Dosed managed to take a potentially “edgy” topic like drug use and treat it with the solemnity and practicality it deserves. Through the choice of language and plain and honest presentation, this documentary holds opiate addiction to the light, plain for all to see, and offers a potential, unconventional solution: psychedelic-assisted therapy using iboga and magic mushrooms (psilocybin).

Iboga is a plant medicine from West Africa that is used in traditional ceremonies and rituals to induce a near-death experience. Understandably, the main active ingredient in iboga, ibogaine, has not become a popular street drug in the west, but has found use in iboga clinics. These facilities operate in a "legal grey-area” offering the plant, in conjunction with the ceremonial aspects of the iboga ritual in a controlled environment. The intention behind these clinics is to treat addiction, which iboga has anecdotally been shown to do. Over the course of Dosed, Adrianne turns to both of these psychedelic-assisted therapies in an attempt to break her addiction.
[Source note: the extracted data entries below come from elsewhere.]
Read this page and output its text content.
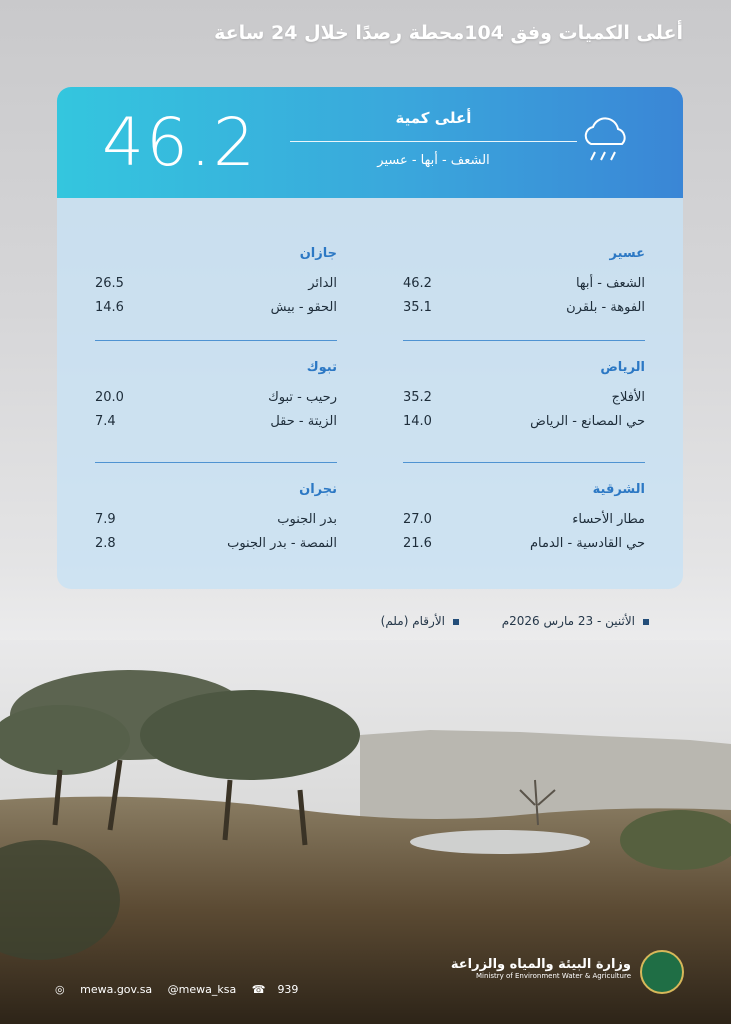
أعلى الكميات وفق 104محطة رصدًا خلال 24 ساعة
46.2	أعلى كمية
الشعف - أبها - عسير
عسير
الشعف - أبها
46.2
الفوهة - بلقرن
35.1
الرياض
الأفلاج
35.2
حي المصانع - الرياض
14.0
الشرقية
مطار الأحساء
27.0
حي القادسية - الدمام
21.6
جازان
الدائر
26.5
الحقو - بيش
14.6
تبوك
رحيب - تبوك
20.0
الزيتة - حقل
7.4
نجران
بدر الجنوب
7.9
النمصة - بدر الجنوب
2.8
الأثنين - 23 مارس 2026م
الأرقام (ملم)
◎ mewa.gov.sa @mewa_ksa ☎ 939
وزارة البيئة والمياه والزراعة
Ministry of Environment Water & Agriculture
Because the war on drugs has made the public’s attitude to substance use more black and white, any drugs outside of tobacco, alcohol is considered life-ruining and not at all recommended. As a result, treating substance dependency with more substances may seem counter-productive to some. It would be understandable to see psilocybin or iboga therapy as trading one vice for another.

However, the same argument could be made regarding suboxone and methadone clinics for opioid dependence and Antabuse for alcohol dependancy. These solutions are establishment-approved, and discussed in the film by Adrianne as a bandaid solution, making to comment that it is harder to get off methadone than street opiates. Dosed makes the case that psychedelic-assisted addiction therapy is a viable and powerful option in treating a growing epidemic of addiction.

The choice of words for communicating this, or any delicate topic, are critical to an effective discussion. It is only through shared desire to find lasting solutions to opioid addiction can open-minded policymakers begin the research into safe alternatives to the current solutions. When such programs are strongly supported by theory, then there is less resistance to policies enacting widespread action into curbing the growing addiction epidemic.

Dosed should be commended for its compelling realness and careful communication of its delicate conversation. The emotion and struggle of addiction are not shied away from, but instead captured beautifully, serving as a tool to educate the larger population.